Le coq se lève tôt ; mais le voleur, encore plus tôt.
Alexis Tolstoï

L’air de rien

Où l’on enquête sur le plus grand vol du 20e siècle.


Léonard de Vinci, La Joconde, vers 1503-1518, huile sur bois, 77 x 53 cm, Musée du Louvre, Paris. Photo : © 2007 Musée du Louvre / Peintures

21 août 1911. Un gardien du Louvre effectue son tour des salles avant l’ouverture du musée. Ce matin, un tableau n’est pas à sa place. Notre gardien se dit qu’un conservateur a dû la déplacer. Il ne pense pas un instant qu’il puisse s’agir d’un vol. Qui oserait dérober La Joconde de Léonard de Vinci ?

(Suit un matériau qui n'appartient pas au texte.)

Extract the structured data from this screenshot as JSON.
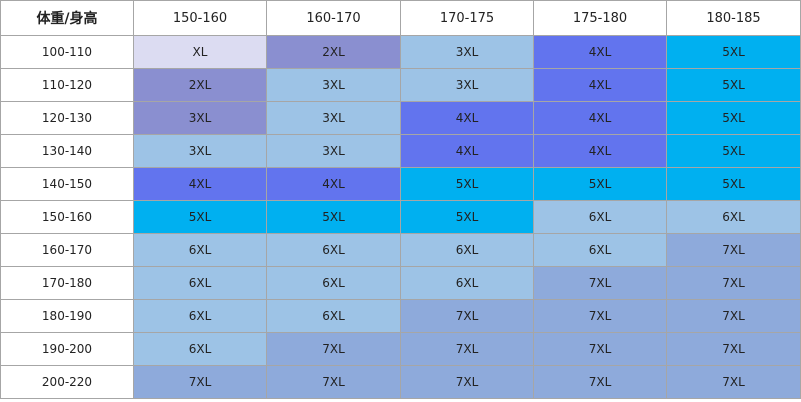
{
  "table": {
    "header": [
      "体重/身高",
      "150-160",
      "160-170",
      "170-175",
      "175-180",
      "180-185"
    ],
    "rows": [
      [
        "100-110",
        "XL",
        "2XL",
        "3XL",
        "4XL",
        "5XL"
      ],
      [
        "110-120",
        "2XL",
        "3XL",
        "3XL",
        "4XL",
        "5XL"
      ],
      [
        "120-130",
        "3XL",
        "3XL",
        "4XL",
        "4XL",
        "5XL"
      ],
      [
        "130-140",
        "3XL",
        "3XL",
        "4XL",
        "4XL",
        "5XL"
      ],
      [
        "140-150",
        "4XL",
        "4XL",
        "5XL",
        "5XL",
        "5XL"
      ],
      [
        "150-160",
        "5XL",
        "5XL",
        "5XL",
        "6XL",
        "6XL"
      ],
      [
        "160-170",
        "6XL",
        "6XL",
        "6XL",
        "6XL",
        "7XL"
      ],
      [
        "170-180",
        "6XL",
        "6XL",
        "6XL",
        "7XL",
        "7XL"
      ],
      [
        "180-190",
        "6XL",
        "6XL",
        "7XL",
        "7XL",
        "7XL"
      ],
      [
        "190-200",
        "6XL",
        "7XL",
        "7XL",
        "7XL",
        "7XL"
      ],
      [
        "200-220",
        "7XL",
        "7XL",
        "7XL",
        "7XL",
        "7XL"
      ]
    ],
    "colors": [
      [
        "#dcdcf2",
        "#8a8fd0",
        "#9dc3e6",
        "#6274ee",
        "#00b0f0"
      ],
      [
        "#8a8fd0",
        "#9dc3e6",
        "#9dc3e6",
        "#6274ee",
        "#00b0f0"
      ],
      [
        "#8a8fd0",
        "#9dc3e6",
        "#6274ee",
        "#6274ee",
        "#00b0f0"
      ],
      [
        "#9dc3e6",
        "#9dc3e6",
        "#6274ee",
        "#6274ee",
        "#00b0f0"
      ],
      [
        "#6274ee",
        "#6274ee",
        "#00b0f0",
        "#00b0f0",
        "#00b0f0"
      ],
      [
        "#00b0f0",
        "#00b0f0",
        "#00b0f0",
        "#9dc3e6",
        "#9dc3e6"
      ],
      [
        "#9dc3e6",
        "#9dc3e6",
        "#9dc3e6",
        "#9dc3e6",
        "#8eaadb"
      ],
      [
        "#9dc3e6",
        "#9dc3e6",
        "#9dc3e6",
        "#8eaadb",
        "#8eaadb"
      ],
      [
        "#9dc3e6",
        "#9dc3e6",
        "#8eaadb",
        "#8eaadb",
        "#8eaadb"
      ],
      [
        "#9dc3e6",
        "#8eaadb",
        "#8eaadb",
        "#8eaadb",
        "#8eaadb"
      ],
      [
        "#8eaadb",
        "#8eaadb",
        "#8eaadb",
        "#8eaadb",
        "#8eaadb"
      ]
    ]
  }
}
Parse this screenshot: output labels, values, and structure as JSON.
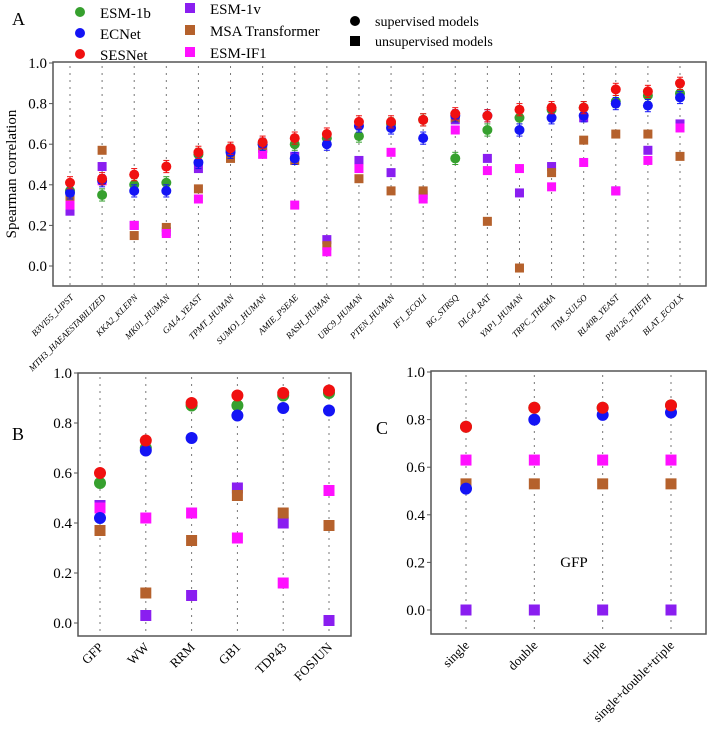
{
  "legend": {
    "items": [
      {
        "name": "ESM-1b",
        "color": "#36a02e",
        "marker": "circle"
      },
      {
        "name": "ECNet",
        "color": "#1414f5",
        "marker": "circle"
      },
      {
        "name": "SESNet",
        "color": "#f01010",
        "marker": "circle"
      },
      {
        "name": "ESM-1v",
        "color": "#8a1ef0",
        "marker": "square"
      },
      {
        "name": "MSA Transformer",
        "color": "#b5612c",
        "marker": "square"
      },
      {
        "name": "ESM-IF1",
        "color": "#ff10ff",
        "marker": "square"
      }
    ],
    "marker_types": [
      "supervised models",
      "unsupervised models"
    ]
  },
  "chart_data": [
    {
      "panel": "A",
      "type": "scatter",
      "ylabel": "Spearman correlation",
      "ylim": [
        -0.1,
        1.0
      ],
      "yticks": [
        "0.0",
        "0.2",
        "0.4",
        "0.6",
        "0.8",
        "1.0"
      ],
      "grid": "vertical dotted",
      "approx_error": 0.03,
      "categories": [
        "B3VI55_LIPST",
        "MTH3_HAEAESTABILIZED",
        "KKA2_KLEPN",
        "MK01_HUMAN",
        "GAL4_YEAST",
        "TPMT_HUMAN",
        "SUMO1_HUMAN",
        "AMIE_PSEAE",
        "RASH_HUMAN",
        "UBC9_HUMAN",
        "PTEN_HUMAN",
        "IF1_ECOLI",
        "BG_STRSQ",
        "DLG4_RAT",
        "YAP1_HUMAN",
        "TRPC_THEMA",
        "TIM_SULSO",
        "RL40B_YEAST",
        "P84126_THETH",
        "BLAT_ECOLX"
      ],
      "series": [
        {
          "name": "ESM-1v",
          "values": [
            0.27,
            0.49,
            0.2,
            0.17,
            0.48,
            0.55,
            0.58,
            0.54,
            0.13,
            0.52,
            0.46,
            0.35,
            0.72,
            0.53,
            0.36,
            0.49,
            0.73,
            0.37,
            0.57,
            0.7
          ]
        },
        {
          "name": "MSA Transformer",
          "values": [
            0.33,
            0.57,
            0.15,
            0.19,
            0.38,
            0.53,
            0.58,
            0.52,
            0.1,
            0.43,
            0.37,
            0.37,
            0.73,
            0.22,
            -0.01,
            0.46,
            0.62,
            0.65,
            0.65,
            0.54
          ]
        },
        {
          "name": "ESM-IF1",
          "values": [
            0.3,
            0.42,
            0.2,
            0.16,
            0.33,
            0.57,
            0.55,
            0.3,
            0.07,
            0.48,
            0.56,
            0.33,
            0.67,
            0.47,
            0.48,
            0.39,
            0.51,
            0.37,
            0.52,
            0.68
          ]
        },
        {
          "name": "ESM-1b",
          "values": [
            0.37,
            0.35,
            0.4,
            0.41,
            0.55,
            0.57,
            0.6,
            0.6,
            0.63,
            0.64,
            0.7,
            0.72,
            0.53,
            0.67,
            0.73,
            0.77,
            0.78,
            0.81,
            0.84,
            0.85
          ]
        },
        {
          "name": "ECNet",
          "values": [
            0.36,
            0.42,
            0.37,
            0.37,
            0.51,
            0.56,
            0.6,
            0.53,
            0.6,
            0.69,
            0.68,
            0.63,
            0.74,
            0.74,
            0.67,
            0.73,
            0.74,
            0.8,
            0.79,
            0.83
          ]
        },
        {
          "name": "SESNet",
          "values": [
            0.41,
            0.43,
            0.45,
            0.49,
            0.56,
            0.58,
            0.61,
            0.63,
            0.65,
            0.71,
            0.71,
            0.72,
            0.75,
            0.74,
            0.77,
            0.78,
            0.78,
            0.87,
            0.86,
            0.9
          ]
        }
      ]
    },
    {
      "panel": "B",
      "type": "scatter",
      "ylim": [
        -0.05,
        1.0
      ],
      "yticks": [
        "0.0",
        "0.2",
        "0.4",
        "0.6",
        "0.8",
        "1.0"
      ],
      "grid": "vertical dotted",
      "categories": [
        "GFP",
        "WW",
        "RRM",
        "GB1",
        "TDP43",
        "FOSJUN"
      ],
      "series": [
        {
          "name": "ESM-1v",
          "values": [
            0.47,
            0.03,
            0.11,
            0.54,
            0.4,
            0.01
          ]
        },
        {
          "name": "MSA Transformer",
          "values": [
            0.37,
            0.12,
            0.33,
            0.51,
            0.44,
            0.39
          ]
        },
        {
          "name": "ESM-IF1",
          "values": [
            0.46,
            0.42,
            0.44,
            0.34,
            0.16,
            0.53
          ]
        },
        {
          "name": "ESM-1b",
          "values": [
            0.56,
            0.7,
            0.87,
            0.87,
            0.91,
            0.92
          ]
        },
        {
          "name": "ECNet",
          "values": [
            0.42,
            0.69,
            0.74,
            0.83,
            0.86,
            0.85
          ]
        },
        {
          "name": "SESNet",
          "values": [
            0.6,
            0.73,
            0.88,
            0.91,
            0.92,
            0.93
          ]
        }
      ]
    },
    {
      "panel": "C",
      "type": "scatter",
      "ylim": [
        -0.1,
        1.0
      ],
      "annotation": "GFP",
      "yticks": [
        "0.0",
        "0.2",
        "0.4",
        "0.6",
        "0.8",
        "1.0"
      ],
      "grid": "vertical dotted",
      "categories": [
        "single",
        "double",
        "triple",
        "single+double+triple"
      ],
      "series": [
        {
          "name": "ESM-1v",
          "values": [
            0.0,
            0.0,
            0.0,
            0.0
          ]
        },
        {
          "name": "MSA Transformer",
          "values": [
            0.53,
            0.53,
            0.53,
            0.53
          ]
        },
        {
          "name": "ESM-IF1",
          "values": [
            0.63,
            0.63,
            0.63,
            0.63
          ]
        },
        {
          "name": "ESM-1b",
          "values": [
            0.77,
            0.85,
            0.85,
            0.86
          ]
        },
        {
          "name": "ECNet",
          "values": [
            0.51,
            0.8,
            0.82,
            0.83
          ]
        },
        {
          "name": "SESNet",
          "values": [
            0.77,
            0.85,
            0.85,
            0.86
          ]
        }
      ]
    }
  ]
}
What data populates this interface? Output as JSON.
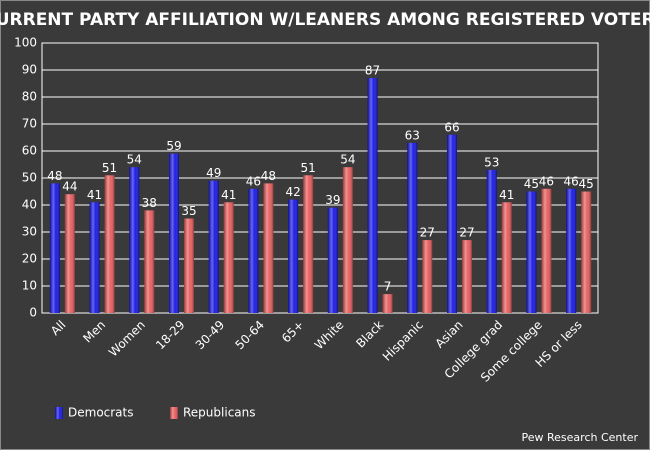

Mais le lendemain, le tableau n’a toujours pas refait surface. Le Louvre est fouillé de fond en comble. Seuls le cadre et la vitre protectrice sont retrouvés dans un escalier. Tout le personnel est interrogé, et les contrôles aux frontières sont renforcés. On ne plaisante pas avec Mona Lisa.

Hélas, l’enquête piétine fâcheusement. Après deux ans sans piste sérieuse, tout s’accélère soudain : La Joconde réapparaît à Florence, en Italie ! Le voleur, Vincenzo Peruggia, un peu naïf, a proposé à un marchand d’art de lui acheter le chef-d’œuvre.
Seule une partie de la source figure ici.